We can, for example, have a natural conversation with a LLM-powered chatbot. (Unlike conventional state-machine-based chatbots, which are restricted to awkward and obviously artificial conversations.) The human might even convince themselves that the LMM chatbot is conscious, self-aware. However, we cannot ignore how the chatbot is a passive and aimless conversationalist, following the human through the twists and turns of the human’s interests rather than seeking its own goals. It only provides opinions when asked, for example, not when it desires to. The chatbot is reacting to the human, predicting the most likely response, not guiding, nudging to even driving the conversation where the chatbot (or its makers) want the conversation to go. It lacks agency—no more than a mirror held up to the human conversationalist. Efforts to make LLM-powered chatbots goal-seeking via prompt engineering (which boils down to telling the chatbot that it should be goal seeking) haven’t worked. Nor does integrating external knowledge sources (via RAG or knowledge graphs) solve this problem (though it does help ground language prediction, and so reduce false memories and confabulations). Language is an important part of intelligence, but we must be careful that we don’t confuse language (and language prediction) with agency and consciousness.

On the other hand, if we treat LLMs as language manipulation tools then they can be part of all manner of powerful solutions. It shouldn’t have been surprising that an LLM could play chess—after all, there’s a long history of chess analysis & notation and a vibrant online chess community, all of which is likely within LLM training sets. Nor should it be surprising if an LLM is shown to juggle—there’s a vibrant online juggling community and juggling notation to support training an LLM, and the LLM should be capable of manipulating juggling notation and translating it into the G-code used to drive a robot juggler.

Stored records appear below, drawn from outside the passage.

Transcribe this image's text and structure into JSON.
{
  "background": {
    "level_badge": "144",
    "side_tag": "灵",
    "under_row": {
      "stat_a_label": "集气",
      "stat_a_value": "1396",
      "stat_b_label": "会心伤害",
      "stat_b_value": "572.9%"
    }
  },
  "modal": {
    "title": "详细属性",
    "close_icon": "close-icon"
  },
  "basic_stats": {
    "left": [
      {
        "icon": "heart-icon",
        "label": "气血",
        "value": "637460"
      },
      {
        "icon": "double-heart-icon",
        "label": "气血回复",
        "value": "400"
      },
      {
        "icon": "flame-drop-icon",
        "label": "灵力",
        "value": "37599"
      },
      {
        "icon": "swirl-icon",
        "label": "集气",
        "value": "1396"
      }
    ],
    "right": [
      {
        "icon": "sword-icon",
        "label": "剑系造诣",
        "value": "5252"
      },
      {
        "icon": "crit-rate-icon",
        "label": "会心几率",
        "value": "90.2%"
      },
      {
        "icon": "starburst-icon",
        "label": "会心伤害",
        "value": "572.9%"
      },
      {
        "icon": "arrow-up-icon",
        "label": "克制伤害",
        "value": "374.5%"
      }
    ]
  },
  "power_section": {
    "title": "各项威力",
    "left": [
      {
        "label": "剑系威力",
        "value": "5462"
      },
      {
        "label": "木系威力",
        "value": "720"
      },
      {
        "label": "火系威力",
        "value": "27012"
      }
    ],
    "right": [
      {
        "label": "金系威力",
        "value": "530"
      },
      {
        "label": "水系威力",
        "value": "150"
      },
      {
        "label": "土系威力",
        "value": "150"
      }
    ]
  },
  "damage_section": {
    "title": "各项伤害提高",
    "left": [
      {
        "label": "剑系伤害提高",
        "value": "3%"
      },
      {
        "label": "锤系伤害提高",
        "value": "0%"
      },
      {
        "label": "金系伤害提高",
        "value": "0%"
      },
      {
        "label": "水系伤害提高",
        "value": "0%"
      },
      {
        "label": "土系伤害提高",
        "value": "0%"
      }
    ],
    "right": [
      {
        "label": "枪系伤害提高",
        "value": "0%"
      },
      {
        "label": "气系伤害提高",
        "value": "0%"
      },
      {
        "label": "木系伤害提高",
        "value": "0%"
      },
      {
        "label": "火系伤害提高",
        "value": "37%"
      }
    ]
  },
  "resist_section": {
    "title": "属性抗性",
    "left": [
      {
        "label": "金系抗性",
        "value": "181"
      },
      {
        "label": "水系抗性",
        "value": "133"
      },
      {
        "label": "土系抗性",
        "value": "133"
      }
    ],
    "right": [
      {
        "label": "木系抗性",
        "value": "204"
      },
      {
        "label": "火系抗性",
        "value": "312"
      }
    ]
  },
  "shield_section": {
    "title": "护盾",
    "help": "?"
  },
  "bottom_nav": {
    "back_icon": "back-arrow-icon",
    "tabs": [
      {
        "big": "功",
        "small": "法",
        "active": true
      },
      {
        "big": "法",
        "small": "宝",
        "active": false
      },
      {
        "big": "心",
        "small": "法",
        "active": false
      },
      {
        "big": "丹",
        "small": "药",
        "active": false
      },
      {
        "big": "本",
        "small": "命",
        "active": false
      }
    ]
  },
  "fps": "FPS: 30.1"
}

Many of the LLM-power solutions we’ll use in mid- to long-term are yet to be imagined—we’ve only scratched the surface of what might be possible. The LLM, however, is likely only one part of these solutions. A chess-playing LLM needs to be grounded by connecting it to the rules of chess—via inclusion in its prompt, or by verifying any moves it suggests—to prevent illegal and naïve moves. Something needs to prevent our juggling LLM from specifying impossible, or even just simply dangerous, moves. If we use an LLM to predict how two physical components could be integrated (via predicting the unified 3D CAD description), then the result needs to be validated before it is used. An LLM is also likely to be an important component in future chatbots, but it will need to be complimented by other components that enable the chatbot to be goal-directed. And so on. LLMs are clearly powerful tools that can be applied to all manner of problems we’ve yet to imagine. They might even usher in a Fifth Industrial Revolution, though only time will tell if that’s the case. However, the AGI that many hope for will continue to be harder than we think.